This was originally posted on the mojolive blog 5 years ago, but I want to preserve it here if/when it goes down.
When I started working as a web developer, there wasn’t a lot of guidance about what that meant as a career choice. Of course, back then we were getting over the excitement of the blink tag and the new design opportunities afforded by table tags. I had to figure out a career path, and I did manage to do just that by watching a lot of soccer.
1. It’s not a solo effort.
Rare is the player that can take the ball from one end line, dribble past 11 opponents, and score the winning goal. Even if they manage to do it during a game, they’re likely to use their hand to score the next goal.
It is tempting to think of your career as a solo effort, particularly in technical fields where introverts seek shelter. But the people you work alongside, meet at conventions, and connect with can be invaluable resources when you’re looking for the next challenge in your career. Even at a small company, you’ll have to work alongside other programmers, manager, designers, and end users.
It pays off to make the effort and get to know them beyond the current project, I wouldn’t be working at mojoLive if I hadn’t worked with Sandy previously. Take part in your local community events and conferences too, they’re great for expanding your network’s reach outside of colleagues, schoolmates, and clients.
2. Serendipity complements planning
When you’re watching a game, and maybe dreading a scoreless tie, the entire game can change instantly. A player with a simple flick, a mazy dribble, or an audacious goal can change the tempo and momentum of the rest of the match. It’s impossible for a soccer coach to plan every movement or play, like an American football or baseball manager.
It’s also impossible to plan every single move in a career, no matter how good your plan is; economic conditions can change and new technologies may become popular. You have to leave room for chance and serendipity to play a part in your career, and be willing to take a risk and make a change when an opportunity presents itself.
3. Keep your skills sharp
Once a player passes 30 years old, fans and coaches inevitably start asking how much longer they can play. Like any other athlete, the shelf life of a soccer player is limited by his physical condition. Some players can defy time; Preki was named Major League Soccer’s MVP at the ripe old age of 40.
For most of us, physical traits don’t affect our job performance so drastically. But, your own shelf life is limited by the skills you acquire and use each year. If you find yourself in a rut, using the same programming language all the time, one technology stack, or targeting a single platform, make it a point to look outside your comfort zone.
4. The good players practice, practice, practice
The best players have an almost single-minded focus on soccer. It might make them dull at dinner parties but it gives them an edge. They spend extra time after practice running through drills on their own, or hitting the gym on their off days.
Likewise, extra-curricular projects can help you learn something new. Always building Drupal sites? Check out python and django. Have an idea that could be a useful product? Build it in your spare time, to see just what it takes to build something from start to finish.

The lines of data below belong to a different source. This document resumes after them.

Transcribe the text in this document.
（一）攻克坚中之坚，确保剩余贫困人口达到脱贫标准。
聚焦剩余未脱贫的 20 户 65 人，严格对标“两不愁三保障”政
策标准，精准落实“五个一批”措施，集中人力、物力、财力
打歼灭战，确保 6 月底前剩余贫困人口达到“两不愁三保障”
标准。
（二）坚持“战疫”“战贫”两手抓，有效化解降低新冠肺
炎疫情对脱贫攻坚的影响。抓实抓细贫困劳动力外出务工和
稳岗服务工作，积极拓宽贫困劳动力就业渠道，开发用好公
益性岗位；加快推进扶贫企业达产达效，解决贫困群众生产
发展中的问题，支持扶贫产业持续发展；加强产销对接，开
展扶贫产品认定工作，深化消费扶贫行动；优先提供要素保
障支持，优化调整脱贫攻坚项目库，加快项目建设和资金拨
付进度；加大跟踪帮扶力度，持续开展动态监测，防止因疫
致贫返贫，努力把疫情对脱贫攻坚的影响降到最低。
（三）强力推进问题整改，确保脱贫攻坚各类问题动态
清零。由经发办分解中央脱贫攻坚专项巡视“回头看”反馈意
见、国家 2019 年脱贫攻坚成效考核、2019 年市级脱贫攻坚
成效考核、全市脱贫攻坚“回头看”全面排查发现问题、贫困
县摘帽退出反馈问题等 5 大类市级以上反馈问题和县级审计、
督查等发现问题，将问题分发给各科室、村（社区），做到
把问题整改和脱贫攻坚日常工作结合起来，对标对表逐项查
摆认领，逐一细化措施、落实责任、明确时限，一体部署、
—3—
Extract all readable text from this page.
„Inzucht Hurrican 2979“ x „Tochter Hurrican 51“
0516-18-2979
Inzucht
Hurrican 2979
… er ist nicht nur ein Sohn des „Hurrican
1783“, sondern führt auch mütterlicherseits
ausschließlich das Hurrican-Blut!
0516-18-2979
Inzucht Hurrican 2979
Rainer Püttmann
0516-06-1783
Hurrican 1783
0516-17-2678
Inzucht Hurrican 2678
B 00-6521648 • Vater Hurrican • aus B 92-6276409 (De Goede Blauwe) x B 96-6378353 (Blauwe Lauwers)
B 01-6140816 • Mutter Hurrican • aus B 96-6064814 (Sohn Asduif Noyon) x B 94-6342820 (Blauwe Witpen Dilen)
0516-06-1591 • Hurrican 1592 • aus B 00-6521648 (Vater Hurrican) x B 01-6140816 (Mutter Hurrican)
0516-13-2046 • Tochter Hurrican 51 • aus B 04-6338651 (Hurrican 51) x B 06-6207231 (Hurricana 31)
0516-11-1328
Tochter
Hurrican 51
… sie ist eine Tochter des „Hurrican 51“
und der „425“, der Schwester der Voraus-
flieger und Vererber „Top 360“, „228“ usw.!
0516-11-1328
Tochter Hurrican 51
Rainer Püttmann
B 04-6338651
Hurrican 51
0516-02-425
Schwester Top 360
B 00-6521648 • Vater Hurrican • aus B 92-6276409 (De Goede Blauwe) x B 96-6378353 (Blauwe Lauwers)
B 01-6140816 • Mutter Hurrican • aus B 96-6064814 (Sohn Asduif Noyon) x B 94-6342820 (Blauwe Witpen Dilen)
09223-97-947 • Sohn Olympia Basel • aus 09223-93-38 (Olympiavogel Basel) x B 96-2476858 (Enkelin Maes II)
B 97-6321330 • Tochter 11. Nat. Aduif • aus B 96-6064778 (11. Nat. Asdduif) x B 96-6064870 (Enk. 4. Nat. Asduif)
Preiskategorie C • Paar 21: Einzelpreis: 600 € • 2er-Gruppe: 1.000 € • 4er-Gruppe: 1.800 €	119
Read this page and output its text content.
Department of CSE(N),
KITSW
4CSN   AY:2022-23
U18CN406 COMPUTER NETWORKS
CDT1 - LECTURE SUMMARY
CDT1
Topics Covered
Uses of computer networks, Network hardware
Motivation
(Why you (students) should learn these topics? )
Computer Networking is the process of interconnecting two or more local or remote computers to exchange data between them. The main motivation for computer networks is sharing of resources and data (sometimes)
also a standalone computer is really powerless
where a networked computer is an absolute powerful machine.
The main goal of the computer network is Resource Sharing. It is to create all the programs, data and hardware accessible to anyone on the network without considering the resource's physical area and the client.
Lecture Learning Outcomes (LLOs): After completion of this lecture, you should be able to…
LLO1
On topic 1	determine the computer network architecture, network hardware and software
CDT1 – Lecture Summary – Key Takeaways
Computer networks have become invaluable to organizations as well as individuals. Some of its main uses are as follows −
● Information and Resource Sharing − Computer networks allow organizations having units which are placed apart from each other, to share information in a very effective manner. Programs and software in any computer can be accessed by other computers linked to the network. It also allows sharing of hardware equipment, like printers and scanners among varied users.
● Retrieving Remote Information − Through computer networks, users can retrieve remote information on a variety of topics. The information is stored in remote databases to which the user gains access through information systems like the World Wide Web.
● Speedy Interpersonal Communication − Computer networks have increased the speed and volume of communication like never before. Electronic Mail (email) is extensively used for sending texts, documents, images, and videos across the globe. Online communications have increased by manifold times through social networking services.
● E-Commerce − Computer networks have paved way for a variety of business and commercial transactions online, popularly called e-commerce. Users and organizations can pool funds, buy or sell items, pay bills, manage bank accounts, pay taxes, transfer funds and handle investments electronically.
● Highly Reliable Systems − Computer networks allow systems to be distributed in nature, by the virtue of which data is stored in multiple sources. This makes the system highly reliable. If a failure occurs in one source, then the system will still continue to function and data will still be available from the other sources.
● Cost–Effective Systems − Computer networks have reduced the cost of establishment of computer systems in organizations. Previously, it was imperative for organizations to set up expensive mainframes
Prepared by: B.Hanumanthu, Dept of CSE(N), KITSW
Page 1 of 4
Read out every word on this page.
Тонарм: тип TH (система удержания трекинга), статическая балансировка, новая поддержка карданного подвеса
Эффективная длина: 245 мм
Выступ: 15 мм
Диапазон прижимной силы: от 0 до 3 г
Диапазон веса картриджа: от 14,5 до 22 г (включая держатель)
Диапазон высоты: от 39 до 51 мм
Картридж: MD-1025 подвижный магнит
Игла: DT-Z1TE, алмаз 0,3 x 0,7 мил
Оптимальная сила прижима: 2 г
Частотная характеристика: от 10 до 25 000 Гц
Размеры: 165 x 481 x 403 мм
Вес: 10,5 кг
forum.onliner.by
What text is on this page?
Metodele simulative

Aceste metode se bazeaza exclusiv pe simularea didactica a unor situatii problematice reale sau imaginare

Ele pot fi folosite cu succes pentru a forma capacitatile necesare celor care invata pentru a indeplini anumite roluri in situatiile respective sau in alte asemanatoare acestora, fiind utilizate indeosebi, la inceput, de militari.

5. Play with the best to get better
I came to the game late and only started playing soccer recreationally in college. I quickly learned that playing with better players made me improve faster. Not that I ever became more than a barely adequate player, but playing with them meant I had to try to be quicker, and play smarter.
Once you find a comfort zone, it’s tempting to stay in it but you risk stagnation. If you find that you’re a big fish in a little pond or you’re a little bored with the work you’re doing, its time to think about working on more ambitious projects. For programmers, a ready avenue to collaborate with other top-notch developers is through open source projects, or simply sharing code on github.
6. Don’t be a one trick pony
It seems every team has at least one player who is one dimensional but the coach loves for some reason. The worst is watching a player who can only shoot with his left foot. Inevitably, they’ll be one-on-one with the goalkeep, but the ball will be on their right foot. As they waste time maneauvering to get the ball on their favored left foot, a defender has time to recover and tackle the ball away.
Don’t be predictable. Don’t stick blindly to always using the same solution whether its PHP, Drupal, or jQuery. For some projects, you’ll waste time trying to fit a square peg into a round hole, when a faster, cheaper solution. It’s also tempting to think of yourself as a “Back-end programmer” or a “Front-end engineer”. Learning to do both not only improves your versatility, but you can speak intelligently about what it takes to do both.